Hanf wäre eine nahezu ideale Naturfaser und genügsam im Anbau. Er benötigt keine Unkrautvernichtungsmittel, wenig Dünger und kaum zusätzliches Wasser. Der Anbau von Nutzhanf ist aber in Deutschland streng reglementiert und leidet unter dem Drogenimage, obwohl er praktisch kein THC enthält.

Die Regulierung von Nutzhanf geht auf die Internationale Opiumkonferenz von 1912 zurück, die den Hanfhandel eindämmen wollte. Die Kunstfaserhersteller suchten nach einer Möglichkeit, den ungeliebten Naturfaser-Konkurrenten Hanf vom Markt zu verbannen.

Zu den treibenden Kräften hinter dem Hanfverbot gehörten die Baumwollfarmer in den Südstaaten der USA und der Chemiekonzern DuPont, der sich vom Hanfverbot neue Absatzmärkte für seine hauseigenen Kunstfasern Nylon und Rayon versprach. Zu den Folgen dieser Entwicklung zählt heute die Umweltbelastung durch Mikroplastik aus dem Abrieb der Baumwollfaserausrüstung und der Kunstfasern.

Zucht konzentrierte sich auf robuste Rassen und vergaß die Wolle

Auch die Probleme mit Mikroplastik könnten durch Textilien aus Wolle deutlich entschärft werden. Zudem könnte der Einsatz von Wolle im Outdoorbereich das leidige Thema PFAS obsolet machen.

Da bei der Zucht der heimischen Schafe in den letzten Jahrzehnten der Schwerpunkt auf den Einsatz in der Landschaftspflege und auf die Fleischproduktion gelegt und die Wolle vernachlässigt wurde, hat man heute gleich mehrere Probleme. Selbst Merinoschafe, die für ihre feine und weiche Wolle bekannt sind, bekamen im Laufe der Jahre eine Wolle, die niemand mehr auf der Haut tragen wollte. Die verbliebenen Textilhersteller hierzulande kauften deshalb ihre Wolle in Neuseeland ein.

Nach dem Ende der chinesischen Käufe bemühen sich Schäfer in Deutschland, verloren gegangene Lieferketten wieder aufzubauen.
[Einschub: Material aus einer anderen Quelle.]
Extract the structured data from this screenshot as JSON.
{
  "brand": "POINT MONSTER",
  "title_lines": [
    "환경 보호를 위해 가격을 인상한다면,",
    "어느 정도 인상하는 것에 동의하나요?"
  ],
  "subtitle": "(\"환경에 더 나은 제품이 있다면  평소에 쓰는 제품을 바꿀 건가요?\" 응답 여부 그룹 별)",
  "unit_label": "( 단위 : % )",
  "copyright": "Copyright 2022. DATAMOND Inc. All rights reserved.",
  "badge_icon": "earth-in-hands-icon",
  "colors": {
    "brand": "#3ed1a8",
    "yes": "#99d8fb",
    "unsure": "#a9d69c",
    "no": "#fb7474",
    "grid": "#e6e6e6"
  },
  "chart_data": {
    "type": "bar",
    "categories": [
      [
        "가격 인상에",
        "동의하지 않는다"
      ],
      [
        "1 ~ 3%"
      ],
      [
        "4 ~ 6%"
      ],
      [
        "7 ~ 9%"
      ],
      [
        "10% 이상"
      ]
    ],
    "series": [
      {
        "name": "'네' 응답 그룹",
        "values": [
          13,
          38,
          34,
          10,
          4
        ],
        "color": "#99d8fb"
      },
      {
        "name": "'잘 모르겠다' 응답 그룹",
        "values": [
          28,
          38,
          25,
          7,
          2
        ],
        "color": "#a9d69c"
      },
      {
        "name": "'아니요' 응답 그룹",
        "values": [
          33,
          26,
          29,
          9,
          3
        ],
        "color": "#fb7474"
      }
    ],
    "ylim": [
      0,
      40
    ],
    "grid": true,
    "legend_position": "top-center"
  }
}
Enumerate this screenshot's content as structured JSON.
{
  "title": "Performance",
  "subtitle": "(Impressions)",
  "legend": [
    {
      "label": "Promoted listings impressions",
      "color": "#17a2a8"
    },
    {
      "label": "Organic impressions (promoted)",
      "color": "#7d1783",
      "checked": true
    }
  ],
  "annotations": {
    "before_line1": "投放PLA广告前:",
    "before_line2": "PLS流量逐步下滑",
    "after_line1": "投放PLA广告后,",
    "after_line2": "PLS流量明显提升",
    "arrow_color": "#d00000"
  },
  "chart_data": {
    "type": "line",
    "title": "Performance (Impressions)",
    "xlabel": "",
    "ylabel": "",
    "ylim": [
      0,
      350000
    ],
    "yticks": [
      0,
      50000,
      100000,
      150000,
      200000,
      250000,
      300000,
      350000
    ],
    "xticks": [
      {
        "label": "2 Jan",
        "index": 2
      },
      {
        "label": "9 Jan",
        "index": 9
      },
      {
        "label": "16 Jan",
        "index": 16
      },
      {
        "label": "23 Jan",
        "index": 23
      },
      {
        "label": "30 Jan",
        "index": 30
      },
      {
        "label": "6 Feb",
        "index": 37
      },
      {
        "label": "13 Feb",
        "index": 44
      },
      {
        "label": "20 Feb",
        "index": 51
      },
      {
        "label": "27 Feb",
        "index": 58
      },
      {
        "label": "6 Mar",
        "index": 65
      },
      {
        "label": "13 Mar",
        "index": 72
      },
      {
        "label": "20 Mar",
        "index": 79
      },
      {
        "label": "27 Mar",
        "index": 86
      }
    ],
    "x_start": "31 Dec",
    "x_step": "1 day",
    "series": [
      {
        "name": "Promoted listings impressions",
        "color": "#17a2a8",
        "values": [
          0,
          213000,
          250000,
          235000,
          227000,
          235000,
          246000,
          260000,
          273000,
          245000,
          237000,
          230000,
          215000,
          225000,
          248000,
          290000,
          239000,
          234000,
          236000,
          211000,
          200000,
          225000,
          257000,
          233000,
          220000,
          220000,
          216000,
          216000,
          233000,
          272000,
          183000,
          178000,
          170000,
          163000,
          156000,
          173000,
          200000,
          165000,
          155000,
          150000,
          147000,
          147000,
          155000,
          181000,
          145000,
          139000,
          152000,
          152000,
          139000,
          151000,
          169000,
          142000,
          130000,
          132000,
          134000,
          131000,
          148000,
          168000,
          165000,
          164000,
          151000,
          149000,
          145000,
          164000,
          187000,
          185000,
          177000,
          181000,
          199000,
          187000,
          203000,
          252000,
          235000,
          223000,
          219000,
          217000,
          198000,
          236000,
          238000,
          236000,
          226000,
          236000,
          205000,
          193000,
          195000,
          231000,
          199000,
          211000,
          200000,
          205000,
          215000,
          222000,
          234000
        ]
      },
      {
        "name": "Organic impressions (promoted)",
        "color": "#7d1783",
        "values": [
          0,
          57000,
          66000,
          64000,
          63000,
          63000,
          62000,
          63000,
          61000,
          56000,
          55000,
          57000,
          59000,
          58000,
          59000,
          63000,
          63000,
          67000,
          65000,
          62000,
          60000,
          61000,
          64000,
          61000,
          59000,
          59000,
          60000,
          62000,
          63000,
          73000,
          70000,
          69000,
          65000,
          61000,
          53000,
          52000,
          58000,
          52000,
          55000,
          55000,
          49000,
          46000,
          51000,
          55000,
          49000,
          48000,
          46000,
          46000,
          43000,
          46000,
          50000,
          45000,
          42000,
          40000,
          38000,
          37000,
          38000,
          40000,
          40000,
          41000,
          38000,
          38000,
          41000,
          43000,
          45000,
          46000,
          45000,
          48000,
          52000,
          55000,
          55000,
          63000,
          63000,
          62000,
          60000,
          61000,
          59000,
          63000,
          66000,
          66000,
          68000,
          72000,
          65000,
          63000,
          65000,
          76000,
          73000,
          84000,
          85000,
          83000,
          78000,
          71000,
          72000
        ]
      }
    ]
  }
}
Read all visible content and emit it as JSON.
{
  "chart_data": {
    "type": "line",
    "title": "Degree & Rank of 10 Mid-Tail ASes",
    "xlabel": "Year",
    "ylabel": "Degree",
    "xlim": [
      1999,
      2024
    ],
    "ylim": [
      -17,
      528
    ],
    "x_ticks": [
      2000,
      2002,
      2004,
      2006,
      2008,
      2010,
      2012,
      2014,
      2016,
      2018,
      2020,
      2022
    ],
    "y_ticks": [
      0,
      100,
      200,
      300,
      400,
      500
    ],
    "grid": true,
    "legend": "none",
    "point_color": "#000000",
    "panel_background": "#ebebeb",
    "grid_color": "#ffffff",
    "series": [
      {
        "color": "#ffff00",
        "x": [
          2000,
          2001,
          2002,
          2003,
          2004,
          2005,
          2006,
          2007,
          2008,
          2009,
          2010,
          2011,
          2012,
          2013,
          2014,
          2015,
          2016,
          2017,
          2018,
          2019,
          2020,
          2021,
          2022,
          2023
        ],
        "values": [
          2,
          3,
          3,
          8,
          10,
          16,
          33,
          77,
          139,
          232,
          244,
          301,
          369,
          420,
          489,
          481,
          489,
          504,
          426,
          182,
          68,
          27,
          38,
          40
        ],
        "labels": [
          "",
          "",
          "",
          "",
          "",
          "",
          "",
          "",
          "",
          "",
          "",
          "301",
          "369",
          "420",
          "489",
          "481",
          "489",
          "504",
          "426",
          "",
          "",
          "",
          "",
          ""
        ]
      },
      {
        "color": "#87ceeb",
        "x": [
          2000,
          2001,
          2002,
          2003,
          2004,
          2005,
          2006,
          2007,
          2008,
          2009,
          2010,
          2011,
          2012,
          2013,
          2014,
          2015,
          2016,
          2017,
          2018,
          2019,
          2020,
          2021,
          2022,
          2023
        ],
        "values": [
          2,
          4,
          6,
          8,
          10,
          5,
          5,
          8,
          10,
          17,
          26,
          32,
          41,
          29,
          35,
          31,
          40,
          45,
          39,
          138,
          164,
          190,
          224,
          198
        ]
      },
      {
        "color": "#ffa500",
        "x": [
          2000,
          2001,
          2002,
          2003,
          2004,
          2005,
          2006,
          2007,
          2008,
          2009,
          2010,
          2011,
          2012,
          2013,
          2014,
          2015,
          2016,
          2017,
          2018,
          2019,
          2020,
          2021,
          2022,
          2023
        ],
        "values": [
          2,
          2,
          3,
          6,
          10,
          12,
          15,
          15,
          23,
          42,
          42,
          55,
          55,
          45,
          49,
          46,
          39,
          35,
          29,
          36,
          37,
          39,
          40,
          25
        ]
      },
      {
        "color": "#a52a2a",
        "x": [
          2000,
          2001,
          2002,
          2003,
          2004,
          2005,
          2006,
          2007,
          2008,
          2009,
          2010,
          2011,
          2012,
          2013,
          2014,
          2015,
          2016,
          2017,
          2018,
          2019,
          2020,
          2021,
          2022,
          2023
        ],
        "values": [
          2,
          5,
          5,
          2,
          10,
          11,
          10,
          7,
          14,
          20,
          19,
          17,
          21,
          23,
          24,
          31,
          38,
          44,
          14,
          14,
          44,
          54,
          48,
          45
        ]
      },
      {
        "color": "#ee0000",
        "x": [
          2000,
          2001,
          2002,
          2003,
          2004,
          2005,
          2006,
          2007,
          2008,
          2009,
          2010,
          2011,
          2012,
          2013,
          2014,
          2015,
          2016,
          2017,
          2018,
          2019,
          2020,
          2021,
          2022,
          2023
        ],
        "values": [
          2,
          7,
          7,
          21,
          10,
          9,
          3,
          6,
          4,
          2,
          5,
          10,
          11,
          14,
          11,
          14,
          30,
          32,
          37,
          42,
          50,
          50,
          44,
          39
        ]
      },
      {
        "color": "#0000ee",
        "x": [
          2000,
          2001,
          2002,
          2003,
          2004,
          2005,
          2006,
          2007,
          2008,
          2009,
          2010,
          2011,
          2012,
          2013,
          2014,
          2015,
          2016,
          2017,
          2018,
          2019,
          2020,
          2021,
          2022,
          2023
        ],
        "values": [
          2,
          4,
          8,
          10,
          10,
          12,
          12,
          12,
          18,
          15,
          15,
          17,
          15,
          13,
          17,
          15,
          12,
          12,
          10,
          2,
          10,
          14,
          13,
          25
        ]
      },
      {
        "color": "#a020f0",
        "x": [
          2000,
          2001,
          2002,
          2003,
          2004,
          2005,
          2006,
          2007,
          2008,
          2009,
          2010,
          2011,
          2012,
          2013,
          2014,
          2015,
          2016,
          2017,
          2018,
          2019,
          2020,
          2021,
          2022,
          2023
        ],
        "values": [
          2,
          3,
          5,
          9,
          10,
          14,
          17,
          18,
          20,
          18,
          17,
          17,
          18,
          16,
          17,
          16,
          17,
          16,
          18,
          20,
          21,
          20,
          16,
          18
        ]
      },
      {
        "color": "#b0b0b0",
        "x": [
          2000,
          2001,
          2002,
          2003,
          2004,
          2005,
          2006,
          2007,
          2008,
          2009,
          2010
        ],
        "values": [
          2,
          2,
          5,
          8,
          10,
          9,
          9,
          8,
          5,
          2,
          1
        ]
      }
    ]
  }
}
Im Norden der Republik, wo die Wolle von jeher eher gröber war, wird der Rohstoff inzwischen wieder in kleinem Umfang als Ausgangsmaterial für die Herstellung von wetterfester Bekleidung und entsprechendem Schuhwerk verwendet.

In Süddeutschland haben sich Schäfer und Schafzüchter 2020 zur Kooperation Locwool zusammengeschlossen, um ihre Wolle zu vermarkten. Da die derzeit verfügbare süddeutsche Wolle aufgrund von Zuchtfehlern der letzten Jahrzehnte kaum für körpernah getragene Oberbekleidung geeignet ist, wird sie häufig zu Dämmplatten und Düngerpellets verarbeitet.

Ein Problem bei konventionell erzeugter Schurwolle scheinen auch heute noch Rückstände von Chemikalien zu sein, die gegen Schädlingsbefall oder zur Superwash-Ausrüstung eingesetzt werden.